Impor batu bara termal oleh China diperkirakan meningkat 6,3 persen pada 2024 menjadi 391 juta ton, kata Feng Dongbin, Wakil Manajer Umum di Fenwei Digital Information Technology yang mengoperasikan platform analisis batu bara China, Sxcoal.
Analis senior di perusahaan perdagangan batu bara India, I-Energy Natural Resources, Riya Vyas, memperkirakan impor batu bara India akan terus tumbuh sepanjang dekade ini. Data dari konsultan Bigmint menunjukkan impor India meningkat 11 persen dibandingkan tahun sebelumnya hingga akhir Agustus.
Meskipun negara-negara Asia Tenggara tidak menambah kapasitas pembangkit listrik tenaga batu bara baru, mereka meningkatkan penggunaan pembangkit yang ada untuk mengatasi permintaan listrik yang lebih tinggi. Di Malaysia, menurut data dari lembaga pemikir energi Ember, ketergantungan pada batu bara untuk pembangkit listrik meningkat pada 2023, menggantikan gas alam.

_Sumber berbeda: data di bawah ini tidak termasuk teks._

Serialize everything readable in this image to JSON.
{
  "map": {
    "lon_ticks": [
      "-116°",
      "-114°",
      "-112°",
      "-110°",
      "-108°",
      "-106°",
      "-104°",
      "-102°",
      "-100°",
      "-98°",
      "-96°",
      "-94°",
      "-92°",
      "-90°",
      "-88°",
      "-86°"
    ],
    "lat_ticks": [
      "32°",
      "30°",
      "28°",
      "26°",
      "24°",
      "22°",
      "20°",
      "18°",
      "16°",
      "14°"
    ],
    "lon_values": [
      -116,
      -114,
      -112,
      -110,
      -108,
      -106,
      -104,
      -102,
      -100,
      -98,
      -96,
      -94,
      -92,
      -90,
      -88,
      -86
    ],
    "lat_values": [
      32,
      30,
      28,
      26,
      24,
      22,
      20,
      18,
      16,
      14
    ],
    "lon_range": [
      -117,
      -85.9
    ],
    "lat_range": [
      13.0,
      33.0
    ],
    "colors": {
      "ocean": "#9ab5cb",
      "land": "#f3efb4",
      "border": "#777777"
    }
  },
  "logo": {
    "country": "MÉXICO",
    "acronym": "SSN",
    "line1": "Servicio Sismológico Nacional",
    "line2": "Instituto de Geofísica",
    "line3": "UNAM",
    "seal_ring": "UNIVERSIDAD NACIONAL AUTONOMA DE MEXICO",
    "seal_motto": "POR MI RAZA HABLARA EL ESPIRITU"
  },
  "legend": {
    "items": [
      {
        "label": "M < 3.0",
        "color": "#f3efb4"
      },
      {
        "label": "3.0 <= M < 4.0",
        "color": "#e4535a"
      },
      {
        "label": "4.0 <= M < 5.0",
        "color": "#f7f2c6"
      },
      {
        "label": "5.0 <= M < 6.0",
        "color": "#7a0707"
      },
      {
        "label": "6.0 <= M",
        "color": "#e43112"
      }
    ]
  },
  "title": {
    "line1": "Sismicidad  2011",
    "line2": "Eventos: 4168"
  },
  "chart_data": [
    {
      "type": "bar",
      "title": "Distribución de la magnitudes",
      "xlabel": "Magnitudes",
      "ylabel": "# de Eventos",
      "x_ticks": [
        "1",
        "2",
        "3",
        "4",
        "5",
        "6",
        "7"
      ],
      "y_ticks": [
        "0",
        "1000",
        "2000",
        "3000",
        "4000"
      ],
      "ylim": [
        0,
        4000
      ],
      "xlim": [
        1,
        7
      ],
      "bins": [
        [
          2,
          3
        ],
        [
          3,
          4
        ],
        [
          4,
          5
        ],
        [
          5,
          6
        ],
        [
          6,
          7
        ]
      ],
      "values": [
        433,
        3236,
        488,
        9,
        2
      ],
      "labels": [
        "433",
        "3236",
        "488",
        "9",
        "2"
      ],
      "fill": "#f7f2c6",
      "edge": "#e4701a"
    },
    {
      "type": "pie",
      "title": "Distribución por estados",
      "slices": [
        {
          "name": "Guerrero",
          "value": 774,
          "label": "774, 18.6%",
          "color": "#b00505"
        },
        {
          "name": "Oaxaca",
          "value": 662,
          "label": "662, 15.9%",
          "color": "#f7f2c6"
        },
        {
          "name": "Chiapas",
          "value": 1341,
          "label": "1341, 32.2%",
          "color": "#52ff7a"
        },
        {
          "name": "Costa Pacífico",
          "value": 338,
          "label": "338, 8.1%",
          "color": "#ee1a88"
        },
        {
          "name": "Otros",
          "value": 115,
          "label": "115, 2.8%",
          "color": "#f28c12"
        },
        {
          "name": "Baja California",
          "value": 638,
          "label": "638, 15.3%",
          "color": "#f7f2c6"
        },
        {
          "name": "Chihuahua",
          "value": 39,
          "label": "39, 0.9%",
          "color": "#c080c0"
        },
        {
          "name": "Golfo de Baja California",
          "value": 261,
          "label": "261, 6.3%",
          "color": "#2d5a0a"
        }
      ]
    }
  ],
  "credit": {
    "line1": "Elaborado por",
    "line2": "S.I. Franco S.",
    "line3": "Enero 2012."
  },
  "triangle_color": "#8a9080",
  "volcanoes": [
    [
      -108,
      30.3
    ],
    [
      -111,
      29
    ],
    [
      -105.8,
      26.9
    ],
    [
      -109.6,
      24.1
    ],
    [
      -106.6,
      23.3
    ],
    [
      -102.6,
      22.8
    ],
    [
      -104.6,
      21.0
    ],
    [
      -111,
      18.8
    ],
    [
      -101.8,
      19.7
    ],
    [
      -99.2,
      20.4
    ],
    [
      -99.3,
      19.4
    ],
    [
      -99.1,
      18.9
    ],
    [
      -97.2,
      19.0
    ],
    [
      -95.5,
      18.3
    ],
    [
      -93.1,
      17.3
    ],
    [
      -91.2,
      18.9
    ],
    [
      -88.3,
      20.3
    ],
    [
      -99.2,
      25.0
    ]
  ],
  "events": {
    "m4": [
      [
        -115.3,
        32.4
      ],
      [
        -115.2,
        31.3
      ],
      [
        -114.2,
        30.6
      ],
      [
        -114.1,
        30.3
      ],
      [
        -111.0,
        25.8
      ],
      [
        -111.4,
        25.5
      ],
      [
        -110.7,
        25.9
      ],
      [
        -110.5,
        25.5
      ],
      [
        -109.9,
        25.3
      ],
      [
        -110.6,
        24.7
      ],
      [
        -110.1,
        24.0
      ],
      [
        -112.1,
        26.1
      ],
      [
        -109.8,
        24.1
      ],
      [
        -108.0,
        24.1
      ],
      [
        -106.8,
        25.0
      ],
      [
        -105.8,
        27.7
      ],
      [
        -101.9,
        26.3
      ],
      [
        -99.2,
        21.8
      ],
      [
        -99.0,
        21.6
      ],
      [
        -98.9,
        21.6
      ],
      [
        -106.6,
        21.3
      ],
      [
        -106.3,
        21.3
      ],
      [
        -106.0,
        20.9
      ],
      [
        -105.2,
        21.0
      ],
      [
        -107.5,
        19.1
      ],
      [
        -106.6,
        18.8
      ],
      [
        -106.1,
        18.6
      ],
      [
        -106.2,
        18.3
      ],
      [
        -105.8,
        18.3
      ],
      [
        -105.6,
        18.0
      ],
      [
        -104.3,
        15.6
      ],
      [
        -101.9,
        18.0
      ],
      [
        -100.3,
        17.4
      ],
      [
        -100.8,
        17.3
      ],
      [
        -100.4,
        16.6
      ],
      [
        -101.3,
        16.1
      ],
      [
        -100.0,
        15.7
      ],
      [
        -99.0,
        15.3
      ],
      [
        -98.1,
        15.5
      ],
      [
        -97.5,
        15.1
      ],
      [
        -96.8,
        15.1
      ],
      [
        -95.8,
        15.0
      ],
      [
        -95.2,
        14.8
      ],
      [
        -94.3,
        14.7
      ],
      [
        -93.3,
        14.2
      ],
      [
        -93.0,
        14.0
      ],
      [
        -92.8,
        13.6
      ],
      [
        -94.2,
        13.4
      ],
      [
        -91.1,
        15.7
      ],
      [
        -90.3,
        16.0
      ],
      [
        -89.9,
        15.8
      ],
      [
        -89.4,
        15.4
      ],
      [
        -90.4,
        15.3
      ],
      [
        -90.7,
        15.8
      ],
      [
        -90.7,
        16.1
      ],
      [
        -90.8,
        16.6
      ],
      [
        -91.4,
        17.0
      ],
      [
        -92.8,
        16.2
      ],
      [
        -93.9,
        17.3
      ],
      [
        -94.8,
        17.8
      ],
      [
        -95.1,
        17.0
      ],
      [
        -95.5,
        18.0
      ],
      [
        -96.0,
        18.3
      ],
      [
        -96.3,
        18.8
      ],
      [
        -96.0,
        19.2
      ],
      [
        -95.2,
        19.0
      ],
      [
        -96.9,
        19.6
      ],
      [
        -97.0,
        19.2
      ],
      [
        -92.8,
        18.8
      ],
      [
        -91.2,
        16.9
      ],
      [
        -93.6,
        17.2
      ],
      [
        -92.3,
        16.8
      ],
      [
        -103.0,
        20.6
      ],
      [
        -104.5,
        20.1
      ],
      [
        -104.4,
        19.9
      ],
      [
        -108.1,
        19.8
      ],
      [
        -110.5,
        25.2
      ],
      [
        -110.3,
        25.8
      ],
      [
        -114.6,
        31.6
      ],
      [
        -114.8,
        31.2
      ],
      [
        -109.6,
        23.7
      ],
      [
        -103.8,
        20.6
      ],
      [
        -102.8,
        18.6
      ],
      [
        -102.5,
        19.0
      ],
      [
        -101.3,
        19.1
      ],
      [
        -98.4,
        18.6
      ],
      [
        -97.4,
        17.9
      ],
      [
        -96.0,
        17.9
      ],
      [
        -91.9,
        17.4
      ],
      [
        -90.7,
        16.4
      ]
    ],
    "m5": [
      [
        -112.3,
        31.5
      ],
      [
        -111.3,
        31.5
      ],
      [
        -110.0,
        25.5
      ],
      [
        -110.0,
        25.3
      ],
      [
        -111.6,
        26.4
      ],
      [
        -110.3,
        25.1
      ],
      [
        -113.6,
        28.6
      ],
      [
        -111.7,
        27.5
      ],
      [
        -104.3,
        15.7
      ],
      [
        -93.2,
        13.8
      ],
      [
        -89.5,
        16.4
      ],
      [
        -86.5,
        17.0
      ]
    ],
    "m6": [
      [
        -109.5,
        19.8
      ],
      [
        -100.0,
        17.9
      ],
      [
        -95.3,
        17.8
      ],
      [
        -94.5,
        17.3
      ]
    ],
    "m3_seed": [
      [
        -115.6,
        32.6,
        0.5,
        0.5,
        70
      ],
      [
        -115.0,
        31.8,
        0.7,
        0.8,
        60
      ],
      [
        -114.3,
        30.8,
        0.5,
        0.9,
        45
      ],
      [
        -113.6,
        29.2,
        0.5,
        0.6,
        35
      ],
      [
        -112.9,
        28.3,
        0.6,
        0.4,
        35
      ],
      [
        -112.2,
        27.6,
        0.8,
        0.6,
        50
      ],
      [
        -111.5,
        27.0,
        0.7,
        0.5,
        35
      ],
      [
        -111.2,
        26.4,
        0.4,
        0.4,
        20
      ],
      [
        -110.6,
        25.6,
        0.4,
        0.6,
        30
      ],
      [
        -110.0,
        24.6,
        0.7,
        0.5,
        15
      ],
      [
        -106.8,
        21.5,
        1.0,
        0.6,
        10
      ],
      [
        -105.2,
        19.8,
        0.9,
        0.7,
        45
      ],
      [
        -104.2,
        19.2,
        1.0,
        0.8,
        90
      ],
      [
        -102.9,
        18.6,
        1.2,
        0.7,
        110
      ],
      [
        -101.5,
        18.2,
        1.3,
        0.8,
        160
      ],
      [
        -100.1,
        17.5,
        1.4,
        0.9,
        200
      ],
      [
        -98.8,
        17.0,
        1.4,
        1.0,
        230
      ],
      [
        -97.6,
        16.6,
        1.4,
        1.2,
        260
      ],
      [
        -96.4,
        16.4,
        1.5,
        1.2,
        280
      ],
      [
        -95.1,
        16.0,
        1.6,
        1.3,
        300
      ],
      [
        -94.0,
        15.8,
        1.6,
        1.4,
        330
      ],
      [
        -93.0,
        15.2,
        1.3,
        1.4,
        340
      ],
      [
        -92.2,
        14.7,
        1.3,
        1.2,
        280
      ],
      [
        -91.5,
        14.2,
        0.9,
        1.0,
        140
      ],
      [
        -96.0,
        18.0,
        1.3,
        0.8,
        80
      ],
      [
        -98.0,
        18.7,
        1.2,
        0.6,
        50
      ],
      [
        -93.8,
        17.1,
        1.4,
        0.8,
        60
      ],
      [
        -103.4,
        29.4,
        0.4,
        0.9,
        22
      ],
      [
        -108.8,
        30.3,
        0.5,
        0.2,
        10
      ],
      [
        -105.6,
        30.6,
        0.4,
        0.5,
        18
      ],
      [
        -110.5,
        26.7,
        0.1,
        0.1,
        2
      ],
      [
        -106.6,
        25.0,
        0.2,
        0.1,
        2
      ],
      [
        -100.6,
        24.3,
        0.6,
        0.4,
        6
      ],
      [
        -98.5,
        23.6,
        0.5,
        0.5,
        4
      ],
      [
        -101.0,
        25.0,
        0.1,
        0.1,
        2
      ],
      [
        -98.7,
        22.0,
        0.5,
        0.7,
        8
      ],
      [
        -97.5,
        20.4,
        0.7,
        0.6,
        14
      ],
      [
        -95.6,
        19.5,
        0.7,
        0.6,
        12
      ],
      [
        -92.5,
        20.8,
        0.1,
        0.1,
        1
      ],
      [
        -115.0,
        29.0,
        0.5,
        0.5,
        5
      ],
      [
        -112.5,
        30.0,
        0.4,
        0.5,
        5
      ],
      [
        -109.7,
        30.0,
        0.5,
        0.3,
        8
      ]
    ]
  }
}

Pusat data menjadi pendorong utama pertumbuhan penggunaan listrik.
Selain Filipina, Indonesia juga menjadi kontributor signifikan dalam peningkatan penggunaan batu bara di kawasan ini. "Usia rata-rata kapasitas terpasang di Indonesia relatif masih muda, sehingga permintaan jangka panjang diperkirakan akan tetap kuat," kata Manajer Riset Pasar Senior di Adaro International, Patricia Lumbangaol.
Smelter nikel di Indonesia, yang memasok produsen baterai dan membantu memenuhi permintaan kendaraan listrik, mendorong peningkatan penggunaan pembangkit listrik tenaga batu bara, kata Priyadi dari ICMA kepada Reuters.
Malaysia, Filipina, dan Indonesia memiliki penetrasi energi terbarukan yang paling rendah di Asia, di luar Timur Tengah, dan tertinggal jauh dari produsen energi hijau besar seperti China dan India.
Kurangnya kemajuan dalam rencana negara-negara kaya untuk menyediakan pendanaan lebih murah guna mempercepat pensiun dini pembangkit listrik tenaga batu bara telah memperlambat upaya negara penghasil listrik berbasis batu bara ketujuh terbesar di dunia ini dalam mengurangi emisi.
"Fokus pemerintah pada keamanan energi dan keterjangkauan telah mendukung terus berlanjutnya penggunaan batu bara, terutama karena membantu menjaga tarif listrik tetap rendah," kata Arthur Simatupang, Ketua Asosiasi Produsen Listrik Swasta Indonesia.
Naik 2,8 Persen
Produksi batu bara di China meningkat 2,8 persen pada Agustus dibandingkan tahun sebelumnya. Dilansir dari Reuters, Sabtu, 14 September 2024, data Biro Statistik Nasional China menunjukkan kenaikan ini didorong oleh peningkatan pembangkit listrik tenaga uap dan permintaan yang kuat dari industri kimia.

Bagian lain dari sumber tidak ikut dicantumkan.